René Arturo Villegas Lara

Según recuerdo, en Chiquimulilla no hacíamos distinción entre una barbería y una peluquería, pues, el “maistro” igual recortaba pelo o arreglaba la barba a quienes, muy pocos por cierto, necesitaban de ese servicio. Aún no habían proliferado esos artefactos, máquinas les dice uno, que venden en tiendas y supermercados con valor de diez centavos en adelante.

Regularmente, eso de la peluquería era un oficio de varones, pues las mujeres no habían incursionado en ese arte ni existía la profesión de cultoras de belleza, mucho menos establecimientos identificados como unisex. En mi pueblo habían cuatro peluquerías que no tenías nombres comercial, aunque sí el universal cilindro azul, rojo y blanco que anuncia un taller de tal naturaleza. Así que uno identificaba al establecimiento con el nombre del barbero y nunca oí que les llamaran peluqueros. En las rancherías de los xincas habían algunos ancianos que se atrevían a cortarle el pelo a quien les confiara la moyera, sin más instrumentos que una tijera bien asentada en piedra de afilar y un guacal de considerable tamaño que colocaban en la cabeza del peludo y así poder calcular hasta dónde debía llegar el corte.

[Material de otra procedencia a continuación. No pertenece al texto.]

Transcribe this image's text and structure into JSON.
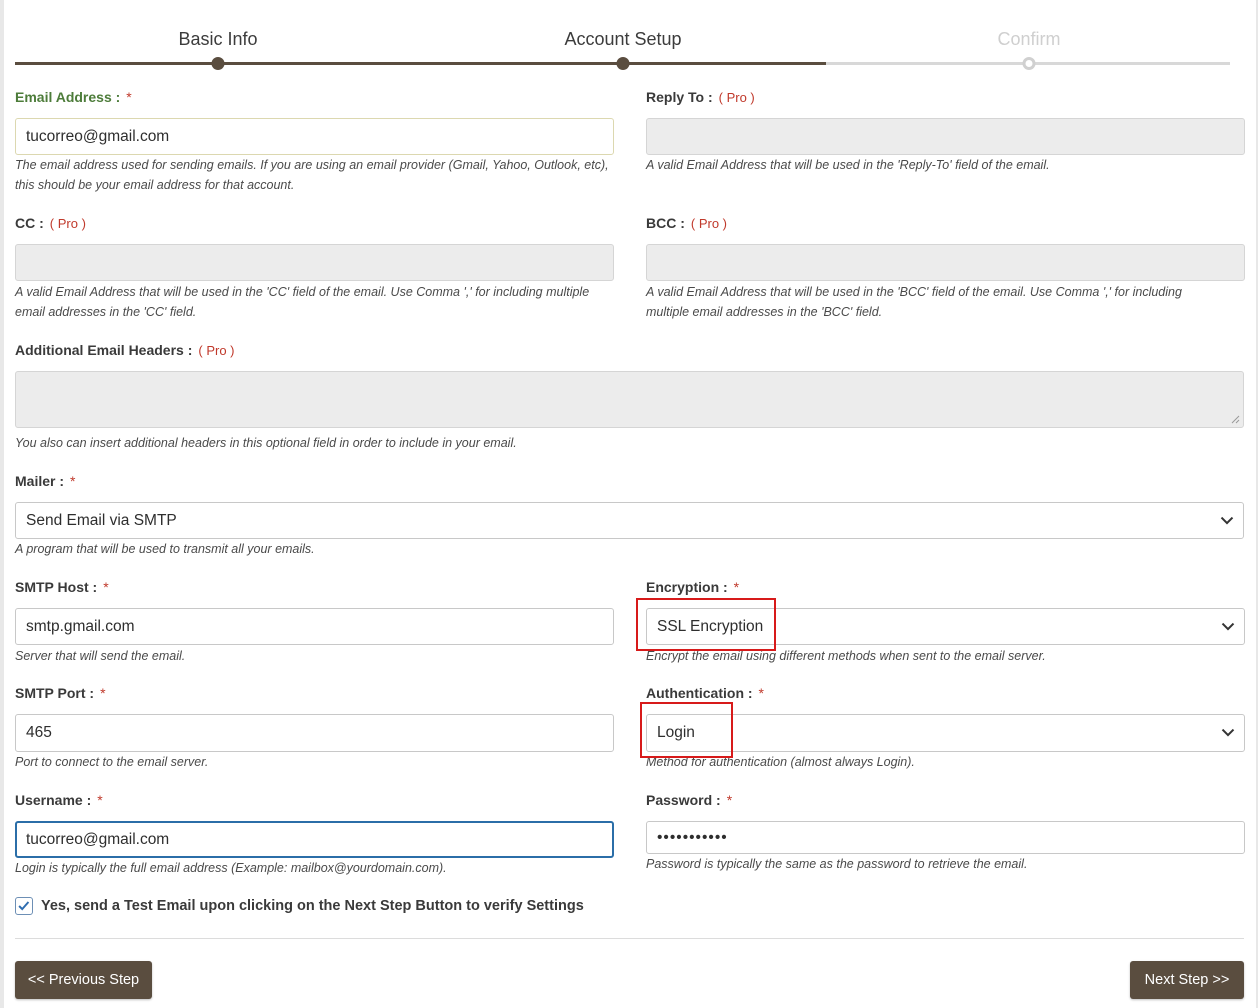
{
  "stepper": {
    "steps": [
      {
        "label": "Basic Info",
        "state": "done"
      },
      {
        "label": "Account Setup",
        "state": "current"
      },
      {
        "label": "Confirm",
        "state": "pending"
      }
    ]
  },
  "required_mark": "*",
  "pro_badge": "( Pro )",
  "fields": {
    "email_address": {
      "label": "Email Address :",
      "value": "tucorreo@gmail.com",
      "help": "The email address used for sending emails. If you are using an email provider (Gmail, Yahoo, Outlook, etc), this should be your email address for that account."
    },
    "reply_to": {
      "label": "Reply To :",
      "value": "",
      "help": "A valid Email Address that will be used in the 'Reply-To' field of the email."
    },
    "cc": {
      "label": "CC :",
      "value": "",
      "help": "A valid Email Address that will be used in the 'CC' field of the email. Use Comma ',' for including multiple email addresses in the 'CC' field."
    },
    "bcc": {
      "label": "BCC :",
      "value": "",
      "help": "A valid Email Address that will be used in the 'BCC' field of the email. Use Comma ',' for including multiple email addresses in the 'BCC' field."
    },
    "additional_headers": {
      "label": "Additional Email Headers :",
      "value": "",
      "help": "You also can insert additional headers in this optional field in order to include in your email."
    },
    "mailer": {
      "label": "Mailer :",
      "value": "Send Email via SMTP",
      "help": "A program that will be used to transmit all your emails."
    },
    "smtp_host": {
      "label": "SMTP Host :",
      "value": "smtp.gmail.com",
      "help": "Server that will send the email."
    },
    "encryption": {
      "label": "Encryption :",
      "value": "SSL Encryption",
      "help": "Encrypt the email using different methods when sent to the email server."
    },
    "smtp_port": {
      "label": "SMTP Port :",
      "value": "465",
      "help": "Port to connect to the email server."
    },
    "authentication": {
      "label": "Authentication :",
      "value": "Login",
      "help": "Method for authentication (almost always Login)."
    },
    "username": {
      "label": "Username :",
      "value": "tucorreo@gmail.com",
      "help": "Login is typically the full email address (Example: mailbox@yourdomain.com)."
    },
    "password": {
      "label": "Password :",
      "value": "•••••••••••",
      "help": "Password is typically the same as the password to retrieve the email."
    }
  },
  "test_email": {
    "checked": true,
    "label": "Yes, send a Test Email upon clicking on the Next Step Button to verify Settings"
  },
  "buttons": {
    "previous": "<< Previous Step",
    "next": "Next Step >>"
  },
  "colors": {
    "accent": "#5a4d3f",
    "required": "#c0392b",
    "highlight": "#d71a1a",
    "focus": "#2b6ea8"
  }
}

Quedaban todos trasquilados, pero sin gastar un solo centavo.

En el casco urbano había cuatro peluqueros. A la vuelta de mi casa estaba la peluquería de don Lupe Moto, una cuadra delante de donde funcionaba la única bomba de gasolina para las escasas camionetas y camiones que llegaba de vez en cuando por la carretera de Cuilapa y que la accionaban con una palanca para surtir la gasolina, porque no se conocía la electricidad. Don Lupe no sólo era diestro con la tijera, sino manejaba con mucha seguridad la cincha de cuero en donde asentaba la navaja, con el cuidado necesario para no pasarse llevando las yugulares. Cuadras más al norte, estaba el taller de don Güino Sarceño, quizá el más humilde de los “maistros “barberos, pues su sillón no era acolchonado y no tenía palanca para elevarlo o bajarlo según la altura de peludo, al extremo que a uno de chiris los sentaba en un mullido cajón de jabón de lavar ropa sucia, para estar a la altura de sus manos huesudas como de pianista; además, cobraba cinco centavos. Ya en la calle principal, cuadra arriba de la farmacia González, la única en el pueblo y en donde curaban toda clase de enfermedades, pues no había médico, tenía su establecimiento don Tonón Martínez, un hombre alto y de voluminoso cuerpo. Allí se arreglaban el pelo o la barba la gente de pomada o funcionarios importantes como el alcalde, el tesorero o el jefe de la policía. Don Tonón era platicador con el cristiano que tuviera sentado en el sillón y como tenía una fuerte afición por las peleas de gallos, siempre tenía amarrado su gallo preferido al pedestal en donde uno ponía los pies. De repente el bendito gallo le daba por cantar, picotearle los ojos del pie a quien se descuidara y si no lo espantaban, era capaz de hacer sus necesidades sobre la punta de los zapatos. Esta, podría decirse, era la peluquería de lujo sin lujos, sólo porque estaba instalada en la calle principal. Un día llegó un fuereño que también era peluquero y puso su negocio en un cuarto de los bajos de la Pensión Lara. Era un buen peluquero y se distinguía por usar pantalones balún, extremadamente anchos en los extremos de las mangas del pantalón y siempre los usaba blancos y almidonados, al extremo que cuando caminaba por las calles se oía: “raz, raz, raz”, de manera que al escuchar ese roce de los ruedos, cualquier vecino decía: “Allí va pasando don Rafa Pachuco”.

Los cuatro barberos que recuerdo, ya fallecieron. Ahora seguramente habrá otros nuevos y nuevas que habrán instalado talleres con máquinas eléctricas y usan brochas para la espuma y para el talco. Antes, los barberos que yo conocí hacían la espuma con jabón de coche y como talco usaban harina de yuquilla.